Adaptation aux changements climatiques

La météo a toujours été un facteur clé dont les producteurs tiennent compte dans leurs décisions de gestion quotidiennes et à long terme. Cependant, les changements climatiques compliquent la situation. Les gouvernements fédéral, provinciaux et territoriaux reconnaissent ce défi et l’importance d’aider les producteurs à éviter – ou à se remettre rapidement – des coûts extraordinaires associés aux phénomènes météorologiques extrêmes comme les sécheresses et les inondations. Par exemple, Agri‑relance peut aider les producteurs à faire face à ces coûts imprévus et extraordinaires.

AAC a élaboré une stratégie de recherche scientifique pour améliorer la production agricole durable et s’efforce de mieux comprendre les répercussions des changements climatiques et de mettre au point des technologies novatrices pour s’y adapter (p. ex. variétés de cultures et races animales plus résistantes, systèmes d’irrigation plus efficaces, modèles permettant de prévoir les effets du climat sur les principaux ravageurs et maladies).

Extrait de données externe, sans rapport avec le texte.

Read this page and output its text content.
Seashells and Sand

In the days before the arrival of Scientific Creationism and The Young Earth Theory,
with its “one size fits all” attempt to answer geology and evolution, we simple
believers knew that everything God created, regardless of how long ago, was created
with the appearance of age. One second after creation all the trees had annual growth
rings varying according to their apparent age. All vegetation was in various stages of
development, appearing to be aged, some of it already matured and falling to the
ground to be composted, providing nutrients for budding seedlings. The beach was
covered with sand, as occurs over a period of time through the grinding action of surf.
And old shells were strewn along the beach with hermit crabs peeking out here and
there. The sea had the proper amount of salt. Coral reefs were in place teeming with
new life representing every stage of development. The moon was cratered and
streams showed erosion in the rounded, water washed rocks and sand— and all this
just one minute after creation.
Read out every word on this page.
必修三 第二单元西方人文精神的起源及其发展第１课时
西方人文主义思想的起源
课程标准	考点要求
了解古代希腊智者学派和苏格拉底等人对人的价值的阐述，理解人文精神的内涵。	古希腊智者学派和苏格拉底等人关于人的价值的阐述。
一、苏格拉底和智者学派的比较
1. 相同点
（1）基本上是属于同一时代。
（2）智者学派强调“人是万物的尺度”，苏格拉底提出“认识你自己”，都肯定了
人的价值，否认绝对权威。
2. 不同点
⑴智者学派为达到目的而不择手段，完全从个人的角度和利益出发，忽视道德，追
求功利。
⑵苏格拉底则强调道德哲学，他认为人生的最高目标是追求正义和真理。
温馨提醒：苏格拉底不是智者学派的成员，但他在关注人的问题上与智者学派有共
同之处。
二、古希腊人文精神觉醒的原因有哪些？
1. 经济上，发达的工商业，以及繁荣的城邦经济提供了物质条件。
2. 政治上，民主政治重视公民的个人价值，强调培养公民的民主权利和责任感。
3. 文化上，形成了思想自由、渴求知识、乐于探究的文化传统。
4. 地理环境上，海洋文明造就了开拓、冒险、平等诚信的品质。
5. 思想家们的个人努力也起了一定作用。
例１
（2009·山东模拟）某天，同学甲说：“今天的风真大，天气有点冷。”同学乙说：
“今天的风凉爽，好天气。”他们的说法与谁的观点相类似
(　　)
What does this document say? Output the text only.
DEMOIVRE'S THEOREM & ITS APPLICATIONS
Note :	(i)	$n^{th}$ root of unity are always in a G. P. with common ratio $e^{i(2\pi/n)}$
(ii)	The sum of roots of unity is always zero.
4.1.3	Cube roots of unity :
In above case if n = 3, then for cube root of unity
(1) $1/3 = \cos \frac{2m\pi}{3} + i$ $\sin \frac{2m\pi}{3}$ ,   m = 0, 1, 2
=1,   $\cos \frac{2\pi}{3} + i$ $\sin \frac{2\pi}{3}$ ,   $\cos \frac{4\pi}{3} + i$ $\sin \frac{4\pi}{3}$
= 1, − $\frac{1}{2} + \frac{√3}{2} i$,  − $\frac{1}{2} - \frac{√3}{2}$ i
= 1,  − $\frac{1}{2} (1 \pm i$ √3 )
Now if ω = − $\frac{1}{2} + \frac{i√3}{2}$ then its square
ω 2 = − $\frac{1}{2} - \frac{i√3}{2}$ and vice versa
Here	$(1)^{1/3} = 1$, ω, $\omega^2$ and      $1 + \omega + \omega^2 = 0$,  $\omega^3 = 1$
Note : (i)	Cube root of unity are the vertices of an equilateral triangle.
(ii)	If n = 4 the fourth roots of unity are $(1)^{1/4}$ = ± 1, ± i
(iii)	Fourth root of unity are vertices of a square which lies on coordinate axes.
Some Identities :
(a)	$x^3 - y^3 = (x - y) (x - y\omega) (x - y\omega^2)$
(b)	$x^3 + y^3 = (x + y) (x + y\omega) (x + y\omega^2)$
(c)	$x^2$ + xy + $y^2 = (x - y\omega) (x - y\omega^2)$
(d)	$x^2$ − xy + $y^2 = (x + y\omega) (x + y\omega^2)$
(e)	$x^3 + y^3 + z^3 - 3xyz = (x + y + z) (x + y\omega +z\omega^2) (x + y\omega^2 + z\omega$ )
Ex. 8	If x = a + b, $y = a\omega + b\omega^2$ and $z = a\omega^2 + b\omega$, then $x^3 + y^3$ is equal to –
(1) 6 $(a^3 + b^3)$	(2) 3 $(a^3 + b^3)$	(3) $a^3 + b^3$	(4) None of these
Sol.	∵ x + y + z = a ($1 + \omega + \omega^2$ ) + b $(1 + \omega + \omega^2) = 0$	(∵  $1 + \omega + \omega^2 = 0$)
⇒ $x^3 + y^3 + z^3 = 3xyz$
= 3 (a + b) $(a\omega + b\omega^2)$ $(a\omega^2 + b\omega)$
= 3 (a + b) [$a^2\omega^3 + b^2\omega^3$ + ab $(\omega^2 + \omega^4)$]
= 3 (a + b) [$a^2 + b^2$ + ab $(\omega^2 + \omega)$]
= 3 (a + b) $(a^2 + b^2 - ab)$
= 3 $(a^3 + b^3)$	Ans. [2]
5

Dans le cadre du Plan climatique renforcé, le Canada s’est engagé à élaborer une stratégie nationale d’adaptation d’ici décembre 2022, sous la direction d’Environnement et Changement climatique Canada. AAC continuera de collaborer avec les autres ministères fédéraux, les gouvernements provinciaux et territoriaux et les intervenants du secteur.
Amélioration de la gestion durable de l’eau
Dans le cadre de son mandat, la ministre s’est engagée à continuer d’appuyer le ministre de l’Environnement et des Changements climatiques dans la création d’une nouvelle agence canadienne de l’eau. Cette agence travaillera avec les provinces et les territoires, les communautés autochtones, les autorités locales, des scientifiques et d’autres parties prenantes pour trouver les meilleurs moyens de garantir que notre eau demeure propre et saine et que cette ressource est bien gérée. Elle s’est également engagée à collaborer avec des partenaires, épaulée par la ministre de l’Infrastructure et des Collectivités, pour cerner des occasions de construire des infrastructures hydrauliques et d’irrigation plus résilientes.
Le gouvernement a l’intention d’établir et de financer entièrement la nouvelle Agence canadienne de l’eau en 2022 et de mettre en œuvre un plan d’action renforcé sur l’eau douce.
AAC continue de collaborer avec ECCC, d’autres ministères, des homologues provinciaux et territoriaux du secteur de l’agriculture et des partenaires sectoriels intéressés afin de faire progresser les travaux sur l’élaboration d’un mandat potentiel, d’un investissement et d’options structurelles pour l’Agence canadienne de l’eau et les possibilités de collaboration dans le cadre du Plan d’action renforcé sur l’eau douce.
Interdiction du plastique à usage unique
On estime que 46 000 tonnes de plastique proviennent de l’agriculture primaire chaque année (1 % du total des déchets de plastique produits au Canada) et que les emballages en plastique (y compris les emballages alimentaires) représentent 33 % de tous les plastiques utilisés et 47 % des déchets plastiques au Canada.
Les bioplastiques ou les substituts de plastique d’origine biologique compostables ou biodégradables peuvent constituer une solution de rechange en fin de vie pour certains plastiques à usage unique, comme les sacs de plastique, les pailles, les couverts, les assiettes et les bâtonnets à mélanger. Dans le cadre du programme Solutions innovatrices Canada, AAC et Ressources naturelles Canada ont participé à un défi conjoint visant à améliorer la compostabilité des bioplastiques issus de l’agriculture ou de la biomasse ligneuse dans les systèmes de compostage domestique et municipal.
Le Programme canadien des priorités stratégiques de l’agriculture (PCPSA) finance un projet de Cleanfarms Inc., soit une « stratégie de zéro déchet de plastique en agriculture », et le Programme des technologies propres en agriculture finance un projet de TerraVerdae Bioworks Inc., qui porte sur la conception de plastiques biodégradables de haute performance. De plus, la grappe des bioproduits Agri‑science du Partenariat canadien pour l’agriculture finance trois projets portant sur l’emballage des aliments.